Simon Willison — 2026-06-26#

Highlight#

Today’s standout piece explores Fernando Irarrázaval’s prompt injection challenge, which aligns perfectly with Simon’s ongoing AI security research. It highlights a fascinating and practical trend: frontier models like Opus 4.6 are becoming surprisingly resilient to injection attacks, though we still shouldn’t trust them with irreversible actions.

Posts#

What happened after 2,000 people tried to hack my AI assistant Fernando Irarrázaval set up a honeypot challenge to see if anyone could leak secrets from an OpenClaw instance backed by Opus 4.6. Out of 6,000 inbound email attempts, none were successful, which aligns with Simon’s observation that frontier labs are making significant strides in prompt injection resistance. However, Simon cautions developers that these failed attempts still provide no guarantee against a more sophisticated approach, warning against using LLMs for anything involving irreversible damage.

Quoting OpenAI OpenAI announced a limited preview of the GPT-5.6 series (Sol, Terra, and Luna), which is restricted initially to trusted partners at the US government’s request. For developers, the most critical updates are the new prompt caching mechanics, which introduce explicit cache breakpoints, a 30-minute minimum cache life, and a new billing model where cache writes cost 1.25x the model’s uncached input rate.

Incident Report: CVE-2026-LGTM Simon highlights a hilarious, speculative incident report written by Andrew Nesbitt.

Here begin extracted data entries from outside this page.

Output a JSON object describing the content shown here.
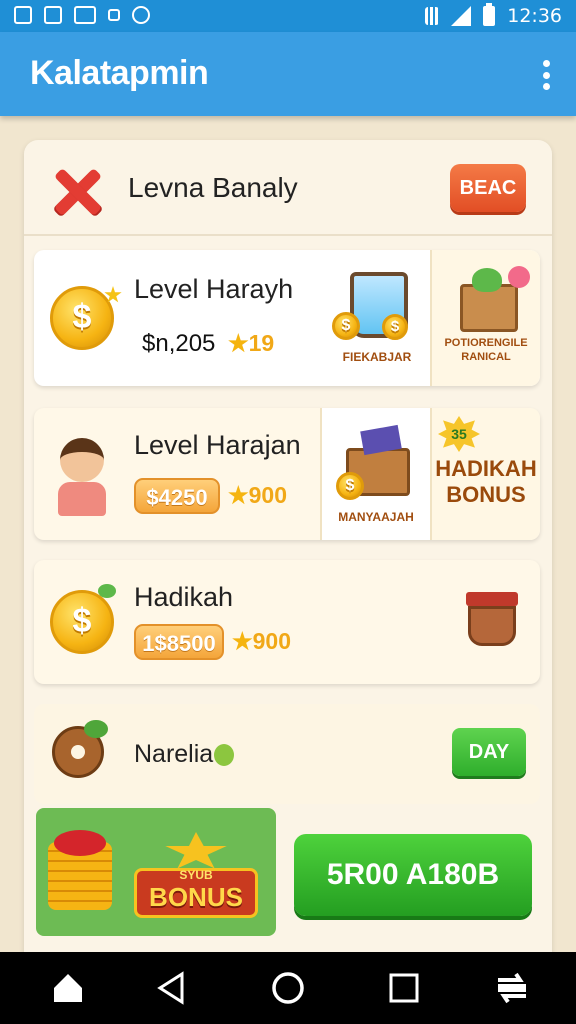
{
  "status_bar": {
    "time": "12:36"
  },
  "app_bar": {
    "title": "Kalatapmin"
  },
  "panel": {
    "header_title": "Levna Banaly",
    "header_button": "BEAC"
  },
  "rows": [
    {
      "title": "Level Harayh",
      "price": "$n,205",
      "stars": "19",
      "tile1_label": "FIEKABJAR",
      "tile2_label": "POTIORENGILE RANICAL"
    },
    {
      "title": "Level Harajan",
      "price": "$4250",
      "stars": "900",
      "tile1_label": "MANYAAJAH",
      "tile2_badge": "35",
      "tile2_label": "HADIKAH BONUS"
    },
    {
      "title": "Hadikah",
      "price": "1$8500",
      "stars": "900"
    },
    {
      "title": "Narelia",
      "button": "DAY"
    }
  ],
  "promo": {
    "badge_top": "SYUB",
    "badge_main": "BONUS",
    "cta": "5R00 A180B"
  },
  "coin_symbol": "$",
  "icons": [
    "close-icon",
    "coin-icon",
    "star-icon",
    "menu-dots-icon",
    "back-icon",
    "home-icon",
    "recents-icon"
  ],
  "colors": {
    "app_bar": "#3a9ee3",
    "status_bar": "#1f8fd6",
    "cta_green": "#2fae2c",
    "accent_orange": "#e24e25"
  }
}
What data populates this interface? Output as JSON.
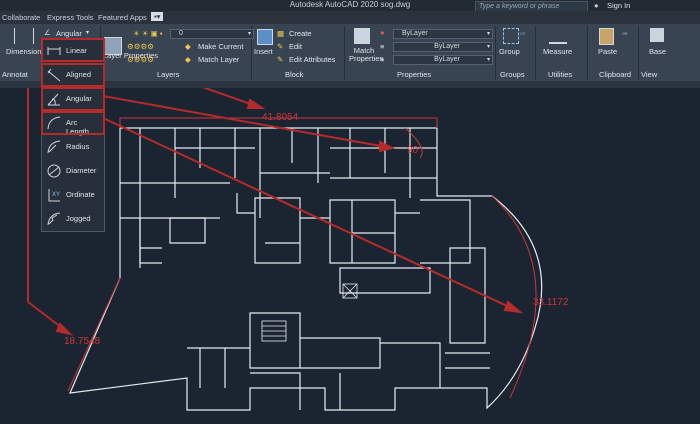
{
  "window": {
    "title": "Autodesk AutoCAD 2020    sog.dwg",
    "search_placeholder": "Type a keyword or phrase",
    "signin": "Sign In"
  },
  "tabs": [
    "Collaborate",
    "Express Tools",
    "Featured Apps"
  ],
  "annotation": {
    "dimension_label": "Dimension",
    "group_label": "Annotat",
    "style_dropdown": "Angular"
  },
  "dim_menu": {
    "items": [
      "Linear",
      "Aligned",
      "Angular",
      "Arc Length",
      "Radius",
      "Diameter",
      "Ordinate",
      "Jogged"
    ]
  },
  "layers": {
    "layer_value": "0",
    "make_current": "Make Current",
    "match_layer": "Match Layer",
    "group_label": "Layers",
    "properties_label": "Layer Properties"
  },
  "block": {
    "insert": "Insert",
    "create": "Create",
    "edit": "Edit",
    "edit_attributes": "Edit Attributes",
    "group_label": "Block"
  },
  "properties": {
    "match_properties": "Match Properties",
    "color_value": "ByLayer",
    "linetype_value": "ByLayer",
    "lineweight_value": "ByLayer",
    "group_label": "Properties"
  },
  "groups": {
    "group_button": "Group",
    "group_label": "Groups"
  },
  "utilities": {
    "measure": "Measure",
    "group_label": "Utilities"
  },
  "clipboard": {
    "paste": "Paste",
    "group_label": "Clipboard"
  },
  "view": {
    "base": "Base",
    "group_label": "View"
  },
  "drawing": {
    "dims": [
      "41.8054",
      "90°",
      "33.1172",
      "18.7548"
    ]
  },
  "colors": {
    "highlight": "#b52a2a",
    "dimension": "#c9363a",
    "canvas": "#1b2431"
  }
}
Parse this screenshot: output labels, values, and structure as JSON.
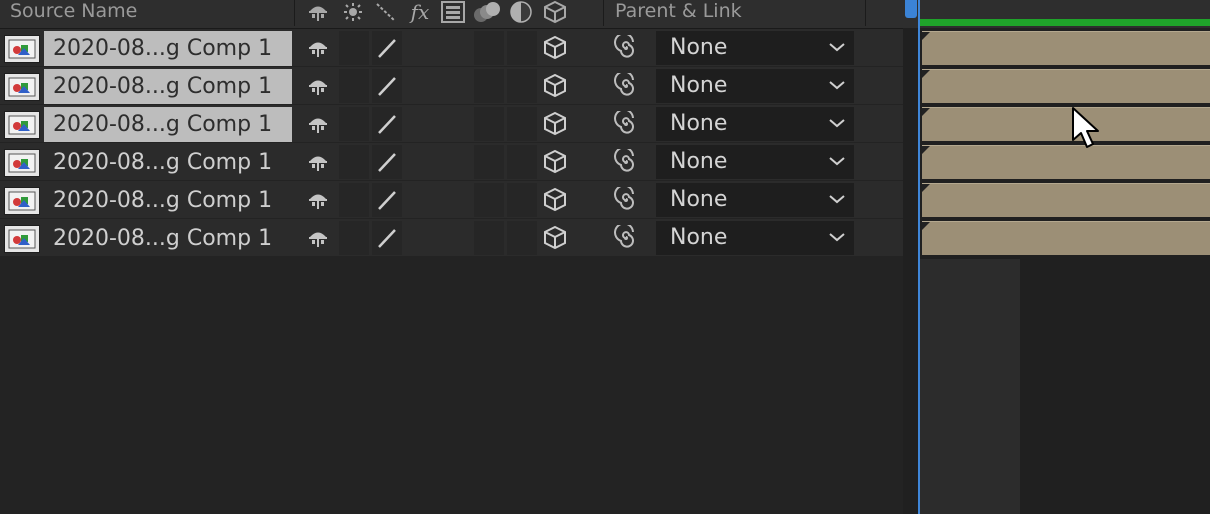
{
  "header": {
    "source_name_label": "Source Name",
    "parent_link_label": "Parent & Link",
    "switch_icons": [
      "shy-icon",
      "collapse-icon",
      "quality-icon",
      "fx-icon",
      "frame-blend-icon",
      "motion-blur-icon",
      "adjustment-icon",
      "3d-layer-icon"
    ]
  },
  "layers": [
    {
      "name": "2020-08...g Comp 1",
      "parent": "None",
      "selected": true
    },
    {
      "name": "2020-08...g Comp 1",
      "parent": "None",
      "selected": true
    },
    {
      "name": "2020-08...g Comp 1",
      "parent": "None",
      "selected": true
    },
    {
      "name": "2020-08...g Comp 1",
      "parent": "None",
      "selected": false
    },
    {
      "name": "2020-08...g Comp 1",
      "parent": "None",
      "selected": false
    },
    {
      "name": "2020-08...g Comp 1",
      "parent": "None",
      "selected": false
    }
  ],
  "colors": {
    "panel_bg": "#232323",
    "selected_name_bg": "#bdbdbd",
    "layer_bar": "#9c8f76",
    "work_area": "#1fa32a",
    "time_indicator": "#3f86d8"
  }
}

It imagines a scenario where two competing AI review agents enter an automated disagreement loop on a pull request, burning over $41,000 in token spend before being shut down by Finance—only for marketing to spin the AI spat into a stock-boosting press release.

Quoting Dean W. Ball A highlighted excerpt from Dean W. Ball discussing the fragile economics of frontier model training. Ball argues that restricting frontier model access to a small whitelist of government-approved companies fundamentally breaks the business case for building $100 billion data centers, as labs rely on broad, global availability in the first few post-release months to recoup their massive training costs.

Quoting Timothy B. Lee A short but sharp quote from Timothy B. Lee pushing back against the notion that working with LLMs requires no skill or learning curve. He compares this fallacy to assuming management is easy just because employees simply do what they are told.

Project Pulse#

Today’s posts show a strong focus on the shifting economics and security posture of frontier LLMs. Between OpenAI’s new caching mechanics and government-restricted previews, and the practical resilience of Opus 4.6 against prompt injection, the landscape of deploying production AI is clearly maturing.